Bobby Womack and the Studio Museum

Bobby Womack’s “Across from 110th Street” and Andy Robert’s painting at the Studio Museum both portray the physical space in Harlem without sugarcoating it. In the chorus of his song, Bobby Womack describes a series of sketchy occurrences going on on the streets like a pimp trying to recruit a “weak” woman and a drug dealer trying to sell his drugs to an addict. He then says “Harlem is the capital of every ghetto town”, globalizing the environment of Harlem to other cities too. In his painting “Check II Check” (below), Andy Roberts depicts a streetscape of a deli on Malcom X, not very far from the Study Museum.  His painting 

the street is very colorful, and busy like the streets I walked through to get to the museum. Just from the pictures, you can tell the street is loud and hustling and bustling, probably full of both good things and bad things. As we were walking to the museum, Lesly, who lives in Harlem, told me stories of things that had happened to her and her family on the streets we were walking through. Some of the stories were scary, while some were comical. Lesly’s first hand accounts, the song, and the painting all come together to form a multi-faceted depiction of the streets of Harlem. They are filled with good things, bad things, random things, sketchy thing, and everything in between, giving it a distinct personality, which may be similar to other cities, but “the capital” of them.

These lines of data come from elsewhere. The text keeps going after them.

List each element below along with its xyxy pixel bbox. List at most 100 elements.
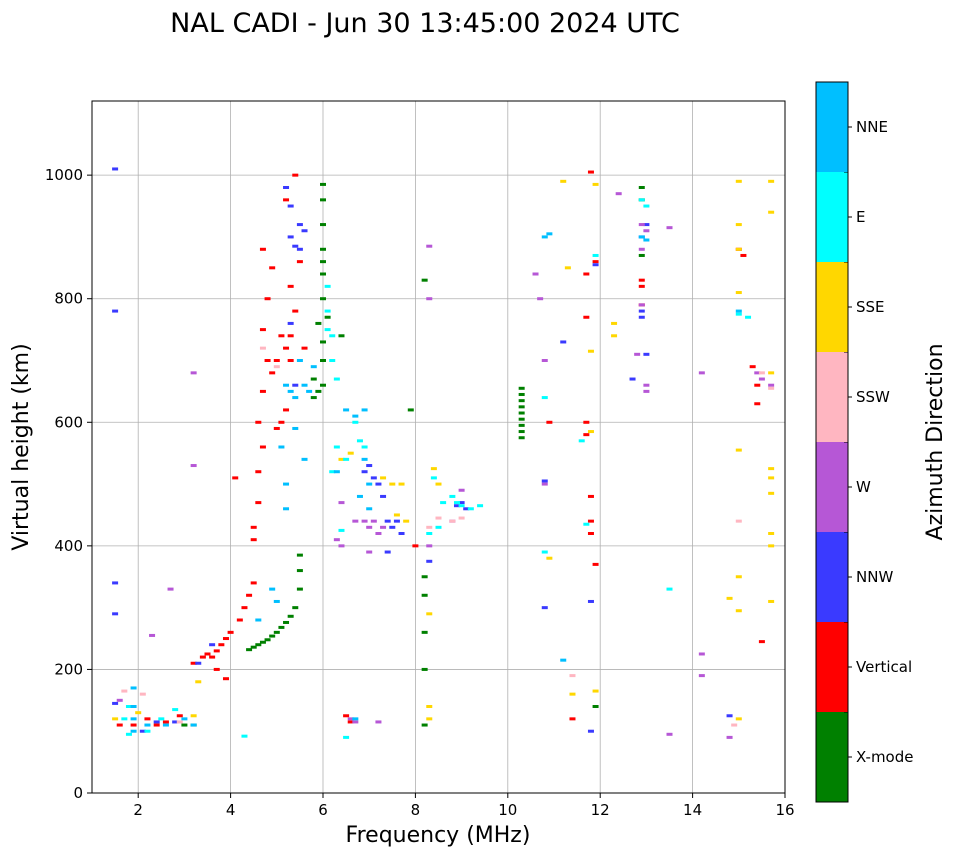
data-point-nnw <box>384 550 391 554</box>
data-point-e <box>449 494 456 498</box>
data-point-nnw <box>638 315 645 319</box>
colorbar-label: NNW <box>856 568 893 586</box>
data-point-w <box>698 371 705 375</box>
data-point-vertical <box>273 359 280 362</box>
data-point-x-mode <box>592 705 599 708</box>
data-point-sse <box>735 179 742 183</box>
data-point-w <box>532 272 539 276</box>
data-point-e <box>435 525 442 529</box>
data-point-sse <box>112 717 119 721</box>
data-point-nne <box>546 232 553 236</box>
data-point-vertical <box>116 723 123 727</box>
colorbar-label: X-mode <box>856 748 913 766</box>
data-point-w <box>352 720 359 724</box>
data-point-nnw <box>629 377 636 381</box>
data-point-x-mode <box>518 386 525 390</box>
data-point-ssw <box>569 674 576 678</box>
data-point-nne <box>541 235 548 239</box>
data-point-ssw <box>426 525 433 529</box>
data-point-nnw <box>638 309 645 313</box>
data-point-nnw <box>541 606 548 610</box>
data-point-w <box>426 544 433 548</box>
data-point-nnw <box>643 352 650 356</box>
data-point-vertical <box>754 383 761 387</box>
data-point-w <box>537 297 544 301</box>
data-point-vertical <box>283 198 290 202</box>
data-point-e <box>638 198 645 202</box>
data-point-nne <box>310 365 317 369</box>
data-point-nnw <box>587 599 594 603</box>
colorbar-label: NNE <box>856 118 888 136</box>
data-point-sse <box>735 448 742 452</box>
data-point-x-mode <box>278 625 285 629</box>
y-tick-label: 200 <box>54 660 83 678</box>
data-point-nnw <box>361 470 368 474</box>
data-point-vertical <box>190 661 197 665</box>
data-point-nne <box>292 426 299 430</box>
data-point-vertical <box>222 637 229 641</box>
data-point-vertical <box>283 408 290 412</box>
data-point-vertical <box>218 643 225 647</box>
data-point-vertical <box>213 667 220 671</box>
y-tick-label: 600 <box>54 413 83 431</box>
colorbar-segment <box>816 712 848 802</box>
grid <box>92 101 786 794</box>
data-point-nnw <box>726 714 733 718</box>
data-point-sse <box>768 532 775 535</box>
data-point-sse <box>735 291 742 295</box>
data-point-vertical <box>283 346 290 350</box>
data-point-sse <box>587 430 594 434</box>
data-point-sse <box>768 179 775 183</box>
data-point-nne <box>130 686 137 690</box>
data-point-nne <box>278 445 285 449</box>
y-tick-label: 1000 <box>45 166 83 184</box>
data-point-vertical <box>583 315 590 319</box>
data-point-e <box>121 717 128 721</box>
data-point-nnw <box>301 229 308 233</box>
data-point-e <box>453 501 460 505</box>
data-point-w <box>634 352 641 356</box>
data-point-sse <box>426 612 433 616</box>
data-point-ssw <box>121 689 128 693</box>
plot-frame <box>91 100 786 794</box>
data-point-e <box>324 328 331 332</box>
x-tick-label: 14 <box>683 801 702 819</box>
data-point-sse <box>190 714 197 718</box>
data-point-sse <box>403 519 410 523</box>
data-point-vertical <box>269 266 276 270</box>
data-point-x-mode <box>324 315 331 319</box>
data-point-nnw <box>283 186 290 189</box>
data-point-vertical <box>264 359 271 362</box>
data-point-nnw <box>172 720 179 724</box>
data-point-e <box>329 359 336 362</box>
data-point-sse <box>735 717 742 721</box>
data-point-x-mode <box>518 411 525 415</box>
data-point-w <box>333 538 340 542</box>
data-point-x-mode <box>287 614 294 618</box>
data-point-x-mode <box>259 640 266 644</box>
data-point-x-mode <box>421 723 428 727</box>
data-point-w <box>338 501 345 505</box>
data-point-nne <box>301 383 308 387</box>
data-point-nne <box>283 383 290 387</box>
data-point-vertical <box>250 581 257 585</box>
x-tick-label: 2 <box>133 801 143 819</box>
data-point-sse <box>398 482 405 486</box>
data-point-w <box>726 735 733 739</box>
colorbar-label: Vertical <box>856 658 912 676</box>
data-point-w <box>167 587 174 591</box>
data-point-vertical <box>592 260 599 264</box>
data-point-sse <box>380 476 387 480</box>
data-point-nnw <box>592 263 599 267</box>
data-point-vertical <box>592 562 599 566</box>
data-point-x-mode <box>269 634 276 638</box>
data-point-e <box>440 501 447 505</box>
data-point-sse <box>768 371 775 375</box>
data-point-nne <box>366 507 373 511</box>
data-point-nne <box>361 408 368 412</box>
data-point-x-mode <box>320 260 326 264</box>
data-point-nnw <box>426 559 433 563</box>
data-point-sse <box>426 705 433 708</box>
data-point-e <box>578 439 585 443</box>
data-point-w <box>375 532 382 535</box>
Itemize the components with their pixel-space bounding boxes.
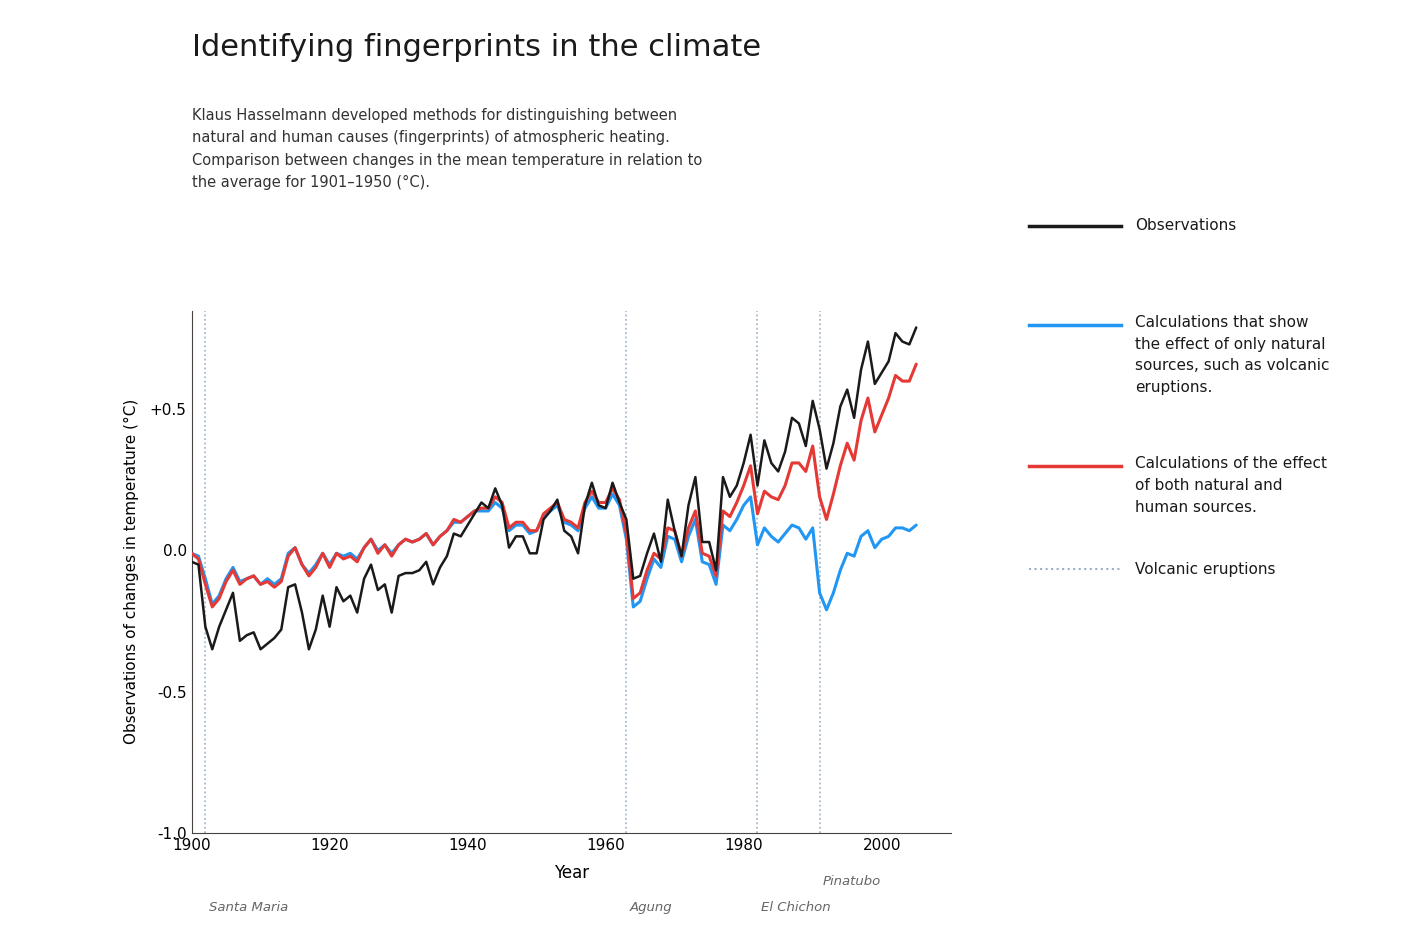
Text: Agung: Agung [630,901,673,914]
Text: Pinatubo: Pinatubo [823,874,881,887]
Y-axis label: Observations of changes in temperature (°C): Observations of changes in temperature (… [123,399,139,744]
Text: Volcanic eruptions: Volcanic eruptions [1135,562,1276,577]
Text: Calculations that show
the effect of only natural
sources, such as volcanic
erup: Calculations that show the effect of onl… [1135,315,1330,395]
Text: Klaus Hasselmann developed methods for distinguishing between
natural and human : Klaus Hasselmann developed methods for d… [192,108,702,190]
X-axis label: Year: Year [553,864,589,882]
Text: El Chichon: El Chichon [761,901,830,914]
Text: Identifying fingerprints in the climate: Identifying fingerprints in the climate [192,33,761,62]
Text: Santa Maria: Santa Maria [209,901,288,914]
Text: Calculations of the effect
of both natural and
human sources.: Calculations of the effect of both natur… [1135,456,1327,515]
Text: Observations: Observations [1135,218,1236,233]
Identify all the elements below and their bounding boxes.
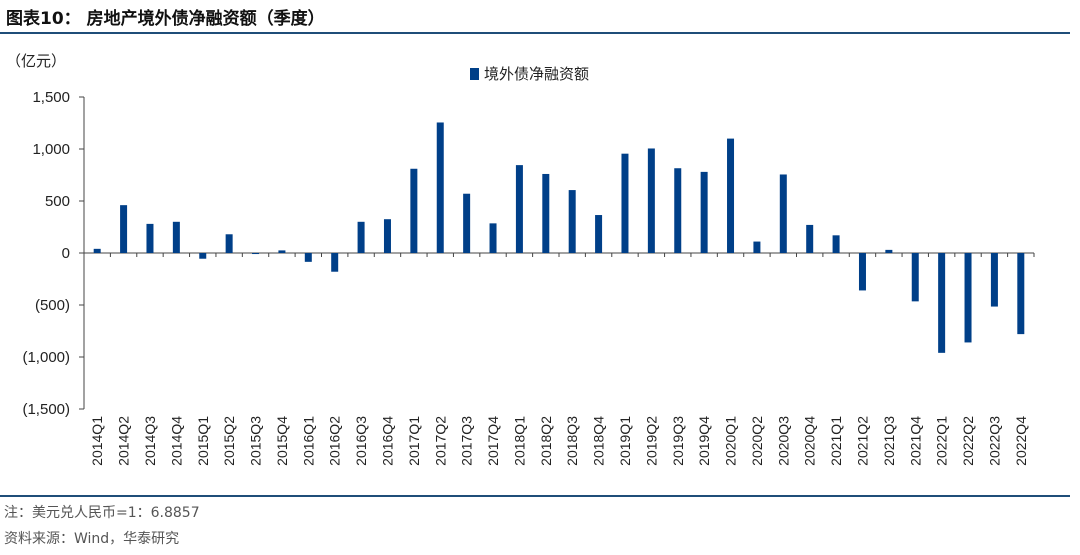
bar-2019Q1 — [621, 153, 629, 253]
bar-2018Q2 — [542, 173, 550, 253]
bar-2017Q4 — [489, 223, 497, 253]
bar-2016Q2 — [331, 253, 339, 272]
bar-2016Q1 — [304, 253, 312, 262]
x-tick-label: 2014Q2 — [116, 416, 132, 466]
bar-2022Q2 — [964, 253, 972, 343]
x-tick-label: 2018Q3 — [564, 416, 580, 466]
bar-2017Q1 — [410, 168, 418, 253]
x-tick-label: 2020Q1 — [723, 416, 739, 466]
bar-2017Q2 — [436, 122, 444, 253]
x-tick-label: 2016Q1 — [300, 416, 316, 466]
x-tick-label: 2017Q4 — [485, 416, 501, 466]
x-tick-label: 2019Q3 — [670, 416, 686, 466]
x-tick-labels: 2014Q1 2014Q2 2014Q3 2014Q4 2015Q1 2015Q2 2015… — [89, 416, 1029, 466]
x-tick-label: 2017Q3 — [459, 416, 475, 466]
x-tick-label: 2016Q4 — [379, 416, 395, 466]
bar-2018Q3 — [568, 190, 576, 253]
bar-2021Q2 — [858, 253, 866, 291]
x-tick-label: 2022Q4 — [1013, 416, 1029, 466]
x-tick-label: 2019Q4 — [696, 416, 712, 466]
y-tick-label: 0 — [62, 245, 70, 262]
bar-2015Q4 — [278, 250, 286, 253]
x-tick-label: 2021Q3 — [881, 416, 897, 466]
note-text: 注：美元兑人民币=1：6.8857 — [4, 505, 200, 521]
x-tick-label: 2021Q2 — [854, 416, 870, 466]
x-tick-label: 2014Q4 — [168, 416, 184, 466]
x-tick-label: 2020Q2 — [749, 416, 765, 466]
y-tick-label: (1,500) — [22, 401, 70, 418]
x-tick-label: 2016Q3 — [353, 416, 369, 466]
x-tick-label: 2021Q1 — [828, 416, 844, 466]
bar-2018Q4 — [595, 215, 603, 253]
bar-2020Q4 — [806, 224, 814, 253]
bar-2021Q1 — [832, 235, 840, 253]
x-tick-label: 2019Q2 — [643, 416, 659, 466]
bar-2020Q3 — [779, 174, 787, 253]
bar-2015Q1 — [199, 253, 207, 259]
x-tick-label: 2018Q1 — [511, 416, 527, 466]
x-tick-label: 2021Q4 — [907, 416, 923, 466]
source-text: 资料来源：Wind，华泰研究 — [4, 531, 180, 547]
x-tick-label: 2014Q3 — [142, 416, 158, 466]
bar-2018Q1 — [515, 165, 523, 253]
bar-2014Q1 — [93, 248, 101, 253]
bar-2019Q4 — [700, 171, 708, 253]
bar-2021Q3 — [885, 249, 893, 253]
bar-2020Q1 — [727, 138, 735, 253]
y-tick-label: (1,000) — [22, 349, 70, 366]
axes — [79, 96, 1035, 410]
bar-2019Q3 — [674, 168, 682, 253]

Studio Museum, 110th Street, and Langston Hughes

On the short walk to the Studio Museum from my dorm, I was thinking of physical space. In a crowded city like New York, there isn’t much of it. At about 1 PM on a Friday, 125th street was as busy as could be. Going only two blocks, I may have passed 100 people. Just like in Bobby Womack’s song, “Across 110th Street,” so much is going on at any given moment in New York City. He states in the chorus, “Across 110th Street, pimps trying to catch a woman that’s weak…pushers won’t let the junkie go free…. woman trying to catch a trick on the street.” It is so easy to replace the lyric “Across 110th Street” with “Across 125th Street” and probably every street in Manhattan. While the things Womack is mentioning aren’t exactly positives, it all adds to the charm of Harlem. Going back to last week’s blog post, we love it and we hate it. While all my non-New Yorker family members gasp when I say I live in Harlem, I say it with pride because in a one block radius while there is bad, there is also good. I’ve been catcalled one second and then serenaded by a street performer the next, that’s just what you get in New York.

Prompt for November 6

Write about how these musical and literary texts (Gwendolyn Brooks, “We Real Cool,” Langston Hughes’s “Weary Blues,” and Bobby Womack’s “Across 110th Street”) express representations of physical space—Harlem in particular—and black experience. Or, you may address this topic through your experience visiting the Studio Museum.